Mu Yi, Jiang Wen, Lin Huan, Yue Yuhong, Qiao Yuehua, Liu Wen
The Otolaryngology Department of the Affiliated Hospital of Xuzhou Medical University,Xuzhou,221000,China.
The Medical Technology College of Xuzhou Medical University.
Lin Chuang Er Bi Yan Hou Tou Jing Wai Ke Za Zhi. 2024 Mar;38(3):207-211;216. doi: 10.13201/j.issn.2096-7993.2024.03.005.

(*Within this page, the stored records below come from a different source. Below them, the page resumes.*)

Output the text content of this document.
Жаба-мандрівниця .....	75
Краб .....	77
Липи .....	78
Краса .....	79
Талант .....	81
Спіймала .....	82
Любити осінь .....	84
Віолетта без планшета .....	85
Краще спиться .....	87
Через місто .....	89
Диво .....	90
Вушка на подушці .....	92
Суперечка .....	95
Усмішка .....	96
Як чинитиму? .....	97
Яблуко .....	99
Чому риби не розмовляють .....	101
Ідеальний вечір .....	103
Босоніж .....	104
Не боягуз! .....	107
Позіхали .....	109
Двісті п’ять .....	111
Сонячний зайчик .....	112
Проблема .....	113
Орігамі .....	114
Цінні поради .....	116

This study was to investigate the wideband acoustic immittance(WAI) characteristics of children with large vestibular aqueduct syndrome(LVAS) and to construct a diagnostic model for LVAS based on WAI and machine learning(ML) techniques. We performed a retrospective analysis of the data from 38 children(76 ears) with LVAS and 44 children(88 ears) with normal hearing. The data included conventional audiological examination, temporal bone CT scan and WAI test. We performed statistical analysis and developed multivariate diagnostic models based on different ML techniques. The two groups were balanced in terms of ear, gender, and age(>0.05). The wideband absorbance(WBA) of the LVAS group was significantly lower than that of the control group at 1 000-2 519 Hz, while the WBA of the LVAS group was significantly higher than that of the control group at 4 000-6 349 Hz(<0.05). WBA at 5 039 Hz under ambient pressure had a certain diagnostic value(AUC=0.767). The multivariate diagnostic model had a high diagnostic value(AUC>0.8), among which the KNN model performed the best(AUC=0.961). The WAI characteristics of children with LVAS are significantly different from those of normal children. The diagnostic model based on WAI and ML techniques has high accuracy and reliability, and provides new ideas and methods for intelligent diagnosis of LVAS.
本研究旨在探讨大前庭导水管综合征(LVAS)患儿的宽带声导抗(WAI)特征,并基于WAI和机器学习(ML)技术构建LVAS的诊断模型。我们对38例(76耳)LVAS患儿和44例听力正常儿童(88耳)的数据进行了回顾性分析。数据包括常规听力学检查、颞骨CT扫描和WAI测试。我们进行了统计分析,并基于不同的ML技术开发了多变量诊断模型。两组在耳、性别和年龄方面均衡(>0.05)。LVAS组在1000 - 2519Hz的宽带吸收率(WBA)显著低于对照组,而LVAS组在4000 - 6349Hz的WBA显著高于对照组(<0.05)。常压下5039Hz的WBA具有一定的诊断价值(AUC = 0.767)。多变量诊断模型具有较高的诊断价值(AUC>0.8),其中KNN模型表现最佳(AUC = 0.961)。LVAS患儿的WAI特征与正常儿童有显著差异。基于WAI和ML技术的诊断模型具有较高的准确性和可靠性,为LVAS的智能诊断提供了新的思路和方法。